It was just another ordinary hectic day in the library. To be honest, says Thomas McCarthy, it has been an ordinary hectic day for nearly 30 years.
Despite all the talk of computers and new technology it's the voracious appetite for books that really keeps the place buzzing. The traffic in books is enormous, even in a branch library in the heart of a working-class district. This week, one branch, five boxes, nearly 100 requests and returns fulfilled for other branches within Cork.
And each branch will have its own boxes and bundles. It's really a source of constant amazement and joy; this love of books, this endless hunt for a really good read.

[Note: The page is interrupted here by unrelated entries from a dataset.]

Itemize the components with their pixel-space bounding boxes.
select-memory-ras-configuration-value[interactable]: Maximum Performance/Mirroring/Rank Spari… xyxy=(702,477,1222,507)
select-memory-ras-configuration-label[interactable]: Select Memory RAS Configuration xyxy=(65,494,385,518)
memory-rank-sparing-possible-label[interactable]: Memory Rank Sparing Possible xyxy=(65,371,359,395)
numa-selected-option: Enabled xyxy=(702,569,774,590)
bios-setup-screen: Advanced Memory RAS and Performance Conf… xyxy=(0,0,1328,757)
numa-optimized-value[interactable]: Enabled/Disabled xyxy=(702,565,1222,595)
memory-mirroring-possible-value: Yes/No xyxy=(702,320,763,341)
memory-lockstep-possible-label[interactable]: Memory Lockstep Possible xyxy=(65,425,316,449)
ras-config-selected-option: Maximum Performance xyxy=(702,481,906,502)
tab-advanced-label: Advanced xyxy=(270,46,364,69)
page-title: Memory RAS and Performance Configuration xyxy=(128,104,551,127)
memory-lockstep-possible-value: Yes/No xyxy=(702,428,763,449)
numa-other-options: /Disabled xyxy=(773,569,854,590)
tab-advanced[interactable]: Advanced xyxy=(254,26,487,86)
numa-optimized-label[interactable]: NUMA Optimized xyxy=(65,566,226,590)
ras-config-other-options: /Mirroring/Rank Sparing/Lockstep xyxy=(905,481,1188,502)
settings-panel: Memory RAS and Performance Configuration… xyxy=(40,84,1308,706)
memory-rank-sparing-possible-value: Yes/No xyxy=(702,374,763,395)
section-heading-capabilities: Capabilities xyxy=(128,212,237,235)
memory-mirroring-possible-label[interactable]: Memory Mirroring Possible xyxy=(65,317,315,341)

Imagine what the traffic in books must be like in Frank O'Connor's own service, the Cork County Library. Its vast mobile routes alone, stretching over 100 miles across, serve more than 500 service points, from chic Conna near the Waterford border to the western yachting havens of Schull and Roaringwater Bay.
But inside the buzz of books, there's this new inner circle, a bank of computers. Sure enough, two special events occurred last week: the new Microsoft Vista and the announcement that the last Harry Potter book will see the light of day in late July. We saw the news of Harry Potter as it was flashed across the MSN home-page. A nine-year old who was about to begin her search for an up-to-date map of Australia screamed to her companions: "Harry Potter is coming out in July. We'll have it for the holidays!" And we went to the calendar on the wall and put a ring around that fateful day in high summer. Another red-letter day in the book trade.

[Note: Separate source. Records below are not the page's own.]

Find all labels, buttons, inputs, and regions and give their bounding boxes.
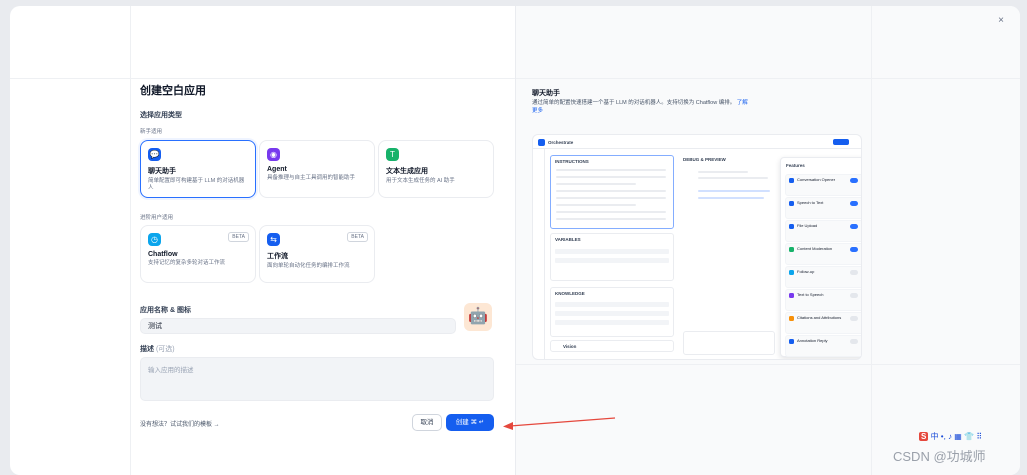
beta-badge: BETA: [228, 232, 249, 242]
feature-row: Annotation Reply: [785, 335, 861, 357]
feature-name: Text to Speech: [797, 292, 824, 297]
preview-title: 聊天助手: [532, 90, 560, 97]
dialog-title: 创建空白应用: [140, 85, 206, 97]
feature-name: Content Moderation: [797, 246, 833, 251]
app-logo-icon: [538, 139, 545, 146]
feature-toggle[interactable]: [850, 178, 858, 183]
feature-row: File Upload: [785, 220, 861, 242]
preview-screenshot: Orchestrate INSTRUCTIONS VARIABLES KNOWL…: [532, 134, 862, 360]
template-link[interactable]: 没有想法？试试我们的模板 →: [140, 419, 220, 428]
app-icon-picker[interactable]: 🤖: [464, 303, 492, 331]
feature-name: Follow-up: [797, 269, 815, 274]
feature-row: Citations and Attributions: [785, 312, 861, 334]
app-type-icon: ◉: [267, 148, 280, 161]
app-type-desc: 支持记忆的复杂多轮对话工作流: [148, 260, 226, 266]
shot-app-name: Orchestrate: [548, 140, 574, 145]
feature-toggle[interactable]: [850, 293, 858, 298]
app-type-icon: T: [386, 148, 399, 161]
shot-debug: DEBUG & PREVIEW: [683, 157, 726, 162]
app-type-advanced_types-1[interactable]: ⇆ 工作流面向单轮自动化任务的编排工作流 BETA: [259, 225, 375, 283]
advanced-label: 进阶用户适用: [140, 215, 174, 221]
app-type-types-2[interactable]: T 文本生成应用用于文本生成任务的 AI 助手: [378, 140, 494, 198]
create-app-dialog: 创建空白应用 选择应用类型 新手适用 💬 聊天助手简单配置即可构建基于 LLM 的…: [10, 6, 1020, 475]
feature-name: File Upload: [797, 223, 818, 228]
app-type-name: Chatflow: [148, 251, 178, 258]
feature-row: Content Moderation: [785, 243, 861, 265]
feature-toggle[interactable]: [850, 201, 858, 206]
app-type-desc: 用于文本生成任务的 AI 助手: [386, 178, 455, 184]
shot-variables: VARIABLES: [555, 237, 581, 242]
feature-row: Speech to Text: [785, 197, 861, 219]
shot-knowledge: KNOWLEDGE: [555, 291, 585, 296]
features-title: Features: [786, 163, 805, 168]
feature-toggle[interactable]: [850, 247, 858, 252]
app-type-desc: 简单配置即可构建基于 LLM 的对话机器人: [148, 178, 245, 191]
app-type-desc: 面向单轮自动化任务的编排工作流: [267, 263, 350, 269]
feature-name: Conversation Opener: [797, 177, 836, 182]
app-type-name: Agent: [267, 166, 287, 173]
feature-name: Annotation Reply: [797, 338, 828, 343]
app-type-icon: ⇆: [267, 233, 280, 246]
robot-icon: 🤖: [468, 308, 488, 325]
app-type-name: 聊天助手: [148, 168, 176, 175]
shot-vision: Vision: [563, 344, 577, 349]
cancel-button[interactable]: 取消: [412, 414, 442, 431]
feature-icon: [789, 178, 794, 183]
beginner-label: 新手适用: [140, 129, 163, 135]
feature-icon: [789, 247, 794, 252]
feature-row: Text to Speech: [785, 289, 861, 311]
app-name-input[interactable]: [140, 318, 456, 334]
sogou-logo-icon: S: [919, 432, 929, 441]
feature-icon: [789, 270, 794, 275]
app-type-icon: ◷: [148, 233, 161, 246]
app-type-advanced_types-0[interactable]: ◷ Chatflow 支持记忆的复杂多轮对话工作流 BETA: [140, 225, 256, 283]
watermark: CSDN @功城师: [893, 449, 986, 464]
app-type-label: 选择应用类型: [140, 112, 182, 119]
preview-desc: 通过简单的配置快速搭建一个基于 LLM 的对话机器人。支持切换为 Chatflo…: [532, 100, 748, 114]
create-button[interactable]: 创建 ⌘ ↵: [446, 414, 494, 431]
feature-toggle[interactable]: [850, 339, 858, 344]
ime-toolbar[interactable]: S 中 •, ♪ ▦ 👕 ⠿: [919, 431, 982, 442]
name-label: 应用名称 & 图标: [140, 307, 191, 314]
feature-toggle[interactable]: [850, 270, 858, 275]
shot-instructions: INSTRUCTIONS: [555, 159, 589, 164]
feature-icon: [789, 316, 794, 321]
feature-icon: [789, 224, 794, 229]
feature-icon: [789, 339, 794, 344]
feature-name: Citations and Attributions: [797, 315, 842, 320]
form-pane: 创建空白应用 选择应用类型 新手适用 💬 聊天助手简单配置即可构建基于 LLM 的…: [10, 6, 515, 475]
beta-badge: BETA: [347, 232, 368, 242]
app-type-name: 工作流: [267, 253, 288, 260]
app-desc-textarea[interactable]: 输入应用的描述: [140, 357, 494, 401]
app-type-icon: 💬: [148, 148, 161, 161]
feature-icon: [789, 201, 794, 206]
feature-toggle[interactable]: [850, 316, 858, 321]
feature-row: Follow-up: [785, 266, 861, 288]
app-type-types-1[interactable]: ◉ Agent 具备推理与自主工具调用的智能助手: [259, 140, 375, 198]
app-type-name: 文本生成应用: [386, 168, 428, 175]
feature-icon: [789, 293, 794, 298]
desc-label: 描述 (可选): [140, 346, 175, 353]
feature-name: Speech to Text: [797, 200, 824, 205]
feature-toggle[interactable]: [850, 224, 858, 229]
features-panel: Features Conversation Opener Speech to Te…: [780, 157, 861, 357]
app-type-desc: 具备推理与自主工具调用的智能助手: [267, 175, 356, 181]
feature-row: Conversation Opener: [785, 174, 861, 196]
app-type-types-0[interactable]: 💬 聊天助手简单配置即可构建基于 LLM 的对话机器人: [140, 140, 256, 198]
close-icon[interactable]: ×: [992, 12, 1010, 30]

And right now, in comes an eager youngster looking for a book on Windows Vista. We don't have one. But we'll soon have one, to join the books on Fortran, Publisher, AppleMac and WindowsXP shelved at the very beginning of the non-fiction shelves, very close to books on witchcraft, the occult, the paranormal.

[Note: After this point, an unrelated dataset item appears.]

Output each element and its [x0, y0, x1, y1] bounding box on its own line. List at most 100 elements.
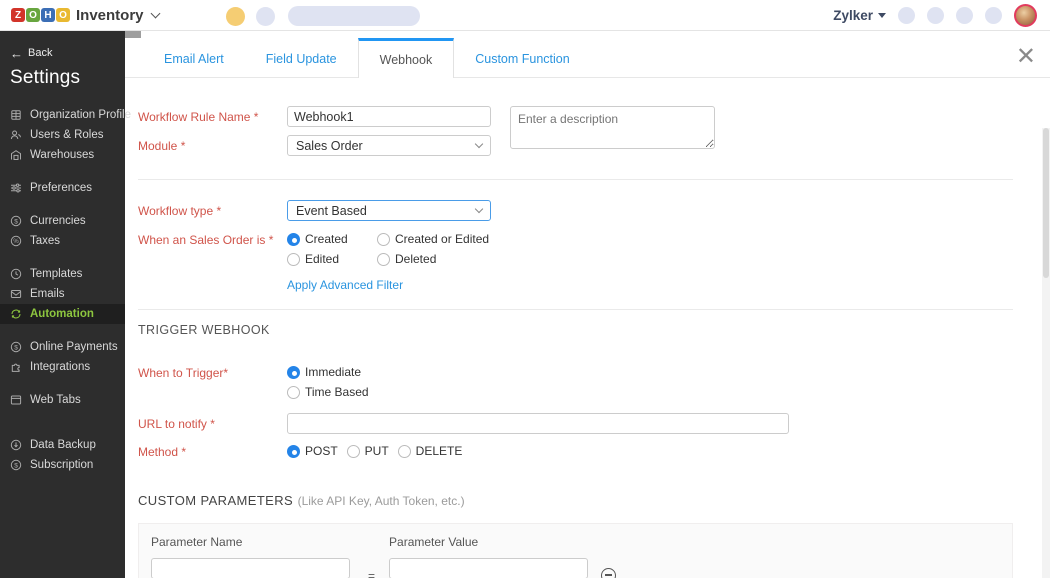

What strange bedfellows these books make, so close to each other. What conversations they must have, late at night, when the library is closed to its constant readers. But computers have already generated many more books than witchcraft. In this they have failed to grant us their own first wish: a paperless world.
Remember that promise? Everything would become virtual, there would be no more paper.
What a laugh. Nothing creates more paper than a computer workstation. Ask any parent or teacher. The supreme irony of Microsoft is that it will morph into a publishing house in the decades to come: it will become the Macmillan or Gallimard of the future.
I'm not complaining. In fact, I'm thrilled. It's part of the victory of trees over circuit boards. We still need to draw out knowledge from trees, from tactile substances. Like children in the library today, we need to be able to touch and hold the vessels that contain knowledge. And today was also hectic with last-minute CAO applications. Their site is slow-moving.
A young teenager is crying. Her mother consoles her. After two hours of the website "hanging", chewing pencils, texting concerned friends, she throws in the towel. She'll try again in a friend's house tonight. Beside her, a new borrower, Ali, manipulates a chess-game on the PC.
I've had many conversations with his father, a gracious and highly educated man. Beside him Mr and Mrs **** from Nigeria search for NASC information through Google. I show them a story I'd read earlier, about African immigration in Minnesota. They read how employment among Somali refugees has risen from 20 to 80 per cent since 2000. They learn how permission has been given to stamp every dollar in Minnesota with the message "This dollar was earned by a recently arrived immigrant".
Yesterday, they were depressed and a little frightened by a newspaper headline about refugees cheating on welfare payments. "We don't cheat, we want to work, straight away," the woman tells me: a proud woman, with that very particular self-reliance of Nigerians.
Beside them, Britney, Jason, Jordan and Chelsea, the lively Murphy children from the new houses built by Cork City Council, exchange jokes via MSN Messenger. They are all constant readers, taking a break from books by taking a stroll through the computers.
There's a great intensity to their communication, sharing, teasing, larking. They grow more intelligent and lively with every day that passes. I wonder what will become of them?
Will they become van-drivers or chemists, cleansing department operatives or dentists?
Despite the odds that are loaded against children from Cork's northside, you can't keep a good kid down. Just last year six teenagers who used this library won places at university.
Now, I see that Jason has placed his street-scarred left hand on a copy of Harry Potter and the Philosopher's Stone. The word is out. Through the great network of Microsoft that spins across the world, a message has flashed on a screen in a busy branch library in Cork's northside. It has fallen upon native-born children and non-nationals alike: the Wizard is coming. Hang on to your books.